By the 1950's, with her screen career faltering, she revived her immense popularity by reinventing herself as a singer. In the 30's and 40's, she was the sultry siren of The Blue Angel and other films; in the 1950's and 1960's, the venerated actress of such landmark films as Witness For the Prosecution, Touch of Evil and Judgment at Nuremberg. Although suffering her share of screen misfires, she turned her talents to the stage of Las Vegas and later, assisted by the blossoming talent of a young composer and arranger named Burt Bacharach, she embarked in her fifties on a career as a concert entertainer, a plethora of vocal limitations camouflaged by sympathetic arrangements and her ability to use her voice to express emotion. No less a luminary than Ernest Hemingway once remarked, "...If she had nothing more than her voice, she could break your heart with it. But she also has that beautiful body, and the timeless loveliness of her face."



In 1960, Miss Dietrich faced live German audiences for the first time in 28 years. Although she was welcomed into Berlin by Mayor Willie Brandt, each appearance she made in her homeland was marred by protestors, who chanted, "Marlene, go home". In Dusseldorf, a girl of 18 got close enough to grab her coat, call her "traitor" and spit in her face. It may have been this incident which caused her to choose Paris rather than Germany for her final retirement, and it was during this tour that the selections on this CD were recorded.



Her performances here are as good as any of her late concert or studio recordings in any language. She chose for her German tour to stick mainly to her well-known early songs, such as Falling in Love Again, Lola, My Blond Baby and Peter, but she also dazzles with several pieces of newer material. As with many good singers (Edith Piaf comes to mind) one does not always have to understand the language to appreciate the emotion behind the lyrics. When she sings Allein in einer Grossen Stadt (Alone in a Big City) or Ich habe Noch einen Koffer in Berlin (I still have a trunk in Berlin), despite the limitations of her rather gruff voice, an amazing amount of feeling and tenderness come through. Even so, an English synopsis is provided for each song.



My own favorite track is the song Marie, Marie, which was written by the great French songwriter Gilbert Becaud. Miss Dietrich also recorded it in French, but I prefer her German rendition. The song is about a girl reading a letter from a prisoner. It opens rather lightheartedly, until he begs her to write more often, and as the song progresses to its climax, he realizes that she has found someone else. It just may be my favorite of the many recordings I own of her, principally because of her amazing ability to put forth the emotion behind the song, without the benefit of a particularly great singing instrument.
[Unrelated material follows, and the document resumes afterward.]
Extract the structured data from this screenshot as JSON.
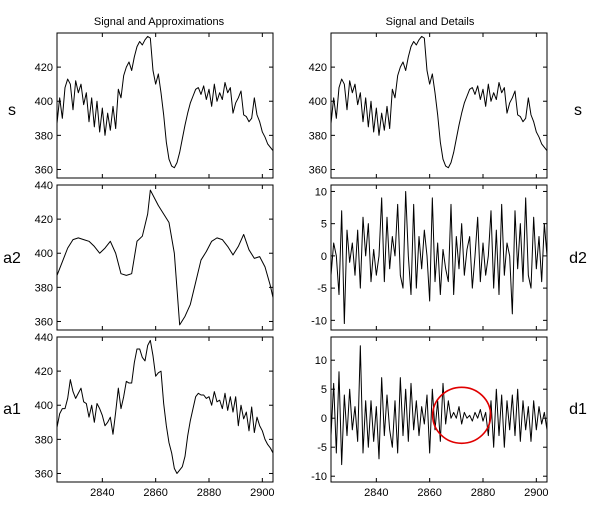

It was also a pleasant surprise to see the back cover of the CD and inside notes adorned with the Richard Avedon photo that became the most popular magazine ad in the series of ads done for Blackglama Minks, with the now-famous quotation, "What Becomes a Legend Most?" The photo, taken when Miss Dietrich was 73, is nothing short of stunning. And I venture to say, so is this recording. Get it."